Chico Buarque foi solicitado a compor a trilha musical da peça “Morte e vida Severina”, baseada nos poemas de João Cabral de Melo Neto, com montagem do TUCA (Teatro da Universidade Católica de São Paulo), em 1965. “Funeral de um lavrador” enfoca um dos temas recorrentes da época, a luta pela reforma agrária no Brasil.

Foto: Internet

Chico Buarque foi solicitado a compor a trilha musical da peça “Morte e vida Severina”, baseada nos poemas de João Cabral de Melo Neto, com montagem do TUCA (Teatro da Universidade Católica de São Paulo), em 1965. “Funeral de um lavrador” enfoca um dos temas recorrentes da época, a luta pela reforma agrária no Brasil.

“Esta cova em que estás com palmos medida/É a conta menor que tiraste em vida”. O poema de João Cabral tem o sentido de protesto marcado no funeral de um lavrador. A oportunidade em que o autor declara, com tristeza, a sina do homem pobre da zona árida do sertão nordestino, que só consegue o direito a um pedaço de terra quando morre. A cova é a extensão territorial que enfim passa a
lhe pertencer e que não tenha conseguido enquanto vivo.

“É de bom tamanho, nem largo, nem fundo/É a parte que te cabe deste latifúndio”. Os trabalhadores rurais, explorados pelos
latifundiários, pouco usufruíam do produto do seu trabalho. A distribuição de terra no Brasil sempre foi concentrada na posse de
uma minoria de proprietários. Daí a colocação de que o pedaço de chão que cabe ao agricultor, ora sepultado, é exatamente o tamanho do seu corpo. Afinal é a parte que lhe é reservada como patrimônio, embora na condição de morto.

“Não é cova grande, é cova medida/É a terra que querias ver dividida”. Quase como uma ironia, afirma que ali se realiza o desejo que motivou tanta luta, ver a terra dividida de forma justa e igualitária entre os homens. A cova tem a dimensão exata do que lhe possa ser apresentado como direito de posse. Nada que possa ser encarado como sobra, mas milimetricamente medida para acolher o seu corpo.

“É uma cova grande pra teu pouco defunto/Mas estarás mais ancho que estavas no mundo”. O autor tenta aí criar a imagem frágil do agricultor ora enterrado, um homem sofrido, com um corpo franzino, magro, constituído assim em razão das privações que sofreu em vida.

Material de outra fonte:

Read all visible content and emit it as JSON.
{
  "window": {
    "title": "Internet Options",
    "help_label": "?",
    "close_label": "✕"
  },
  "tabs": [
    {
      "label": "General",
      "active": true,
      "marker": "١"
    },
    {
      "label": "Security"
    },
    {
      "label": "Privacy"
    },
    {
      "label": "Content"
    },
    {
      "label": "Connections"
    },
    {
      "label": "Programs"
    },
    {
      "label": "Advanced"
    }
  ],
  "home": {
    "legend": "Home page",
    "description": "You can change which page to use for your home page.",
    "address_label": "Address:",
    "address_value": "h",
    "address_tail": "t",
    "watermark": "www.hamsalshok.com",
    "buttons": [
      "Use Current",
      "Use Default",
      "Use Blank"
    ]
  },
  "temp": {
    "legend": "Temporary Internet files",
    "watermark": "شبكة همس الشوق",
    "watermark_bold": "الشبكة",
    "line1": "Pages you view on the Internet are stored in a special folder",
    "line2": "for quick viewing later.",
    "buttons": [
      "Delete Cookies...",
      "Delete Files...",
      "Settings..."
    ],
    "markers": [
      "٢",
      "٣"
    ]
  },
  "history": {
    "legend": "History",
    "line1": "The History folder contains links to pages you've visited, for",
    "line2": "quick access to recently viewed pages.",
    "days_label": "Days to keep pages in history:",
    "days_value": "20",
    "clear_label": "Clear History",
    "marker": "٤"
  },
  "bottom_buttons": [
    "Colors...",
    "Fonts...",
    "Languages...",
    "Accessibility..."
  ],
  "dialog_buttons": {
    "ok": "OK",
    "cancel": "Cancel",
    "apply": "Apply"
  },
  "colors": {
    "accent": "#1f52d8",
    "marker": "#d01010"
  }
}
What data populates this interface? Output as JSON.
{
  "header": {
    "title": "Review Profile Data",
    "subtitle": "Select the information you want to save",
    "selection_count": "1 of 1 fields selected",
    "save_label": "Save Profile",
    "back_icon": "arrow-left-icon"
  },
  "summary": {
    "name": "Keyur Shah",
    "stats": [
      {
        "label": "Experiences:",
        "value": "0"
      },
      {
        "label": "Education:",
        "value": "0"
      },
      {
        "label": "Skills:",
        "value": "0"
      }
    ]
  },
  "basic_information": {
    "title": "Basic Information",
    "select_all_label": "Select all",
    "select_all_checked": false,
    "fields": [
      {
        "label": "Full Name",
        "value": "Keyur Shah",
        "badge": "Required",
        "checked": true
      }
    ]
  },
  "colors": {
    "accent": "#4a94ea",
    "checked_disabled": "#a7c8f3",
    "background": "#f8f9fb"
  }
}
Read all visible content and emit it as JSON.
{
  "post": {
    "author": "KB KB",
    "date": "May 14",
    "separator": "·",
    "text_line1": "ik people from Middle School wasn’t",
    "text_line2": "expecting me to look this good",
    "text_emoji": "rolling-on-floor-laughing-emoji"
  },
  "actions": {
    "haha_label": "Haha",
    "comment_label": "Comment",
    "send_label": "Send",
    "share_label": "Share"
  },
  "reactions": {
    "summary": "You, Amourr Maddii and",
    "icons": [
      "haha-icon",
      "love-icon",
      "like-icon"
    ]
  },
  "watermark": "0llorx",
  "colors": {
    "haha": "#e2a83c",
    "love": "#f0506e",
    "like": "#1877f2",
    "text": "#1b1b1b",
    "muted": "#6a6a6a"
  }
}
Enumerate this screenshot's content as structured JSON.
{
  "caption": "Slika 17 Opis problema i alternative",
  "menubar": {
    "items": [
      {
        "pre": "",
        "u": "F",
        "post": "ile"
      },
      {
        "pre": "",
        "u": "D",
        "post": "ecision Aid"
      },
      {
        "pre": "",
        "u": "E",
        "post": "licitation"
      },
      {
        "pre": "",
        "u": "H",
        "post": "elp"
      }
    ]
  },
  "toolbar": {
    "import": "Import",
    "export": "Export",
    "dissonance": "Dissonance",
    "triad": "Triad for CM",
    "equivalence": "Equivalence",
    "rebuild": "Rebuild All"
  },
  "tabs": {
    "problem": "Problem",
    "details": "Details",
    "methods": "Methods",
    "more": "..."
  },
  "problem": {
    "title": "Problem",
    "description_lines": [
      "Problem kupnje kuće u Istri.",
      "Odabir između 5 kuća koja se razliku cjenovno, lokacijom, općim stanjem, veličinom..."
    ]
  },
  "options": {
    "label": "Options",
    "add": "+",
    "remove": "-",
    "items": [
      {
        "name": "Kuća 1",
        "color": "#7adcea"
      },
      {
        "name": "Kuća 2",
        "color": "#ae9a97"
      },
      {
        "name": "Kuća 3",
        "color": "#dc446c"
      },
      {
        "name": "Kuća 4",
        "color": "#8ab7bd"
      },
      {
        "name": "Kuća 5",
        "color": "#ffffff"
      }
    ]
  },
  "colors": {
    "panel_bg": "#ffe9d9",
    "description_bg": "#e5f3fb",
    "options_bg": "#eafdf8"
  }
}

No entanto, naquela que passa a ser a sua propriedade, descansa em paz, não se submeterá mais às humilhações e dificuldades da sua
condição humana durante a vida.

“É uma cova grande pra teu defunto parco/Porém mais que no mundo te sentirás largo”. Continua explorando o biotipo do homem do campo, com compleição magra, pequena estatura. Todavia, novamente, nos leva à conclusão de que ali ele enfim se sentirá mais inteiro, mais completo. Deixa de ser um diferente porque no túmulo todos os humanos se tornam iguais.

“É uma cova grande, pra tua carne pouca/Mas a terra dada, não se abre a boca”. Na avaliação da sociedade capitalista, aquela cova até que pode ser considerada grande, para servir de sepultura para tão pouco conteúdo corporal. E não há do que reclamar, afinal de contas o que é dado não pode ser sequer questionado.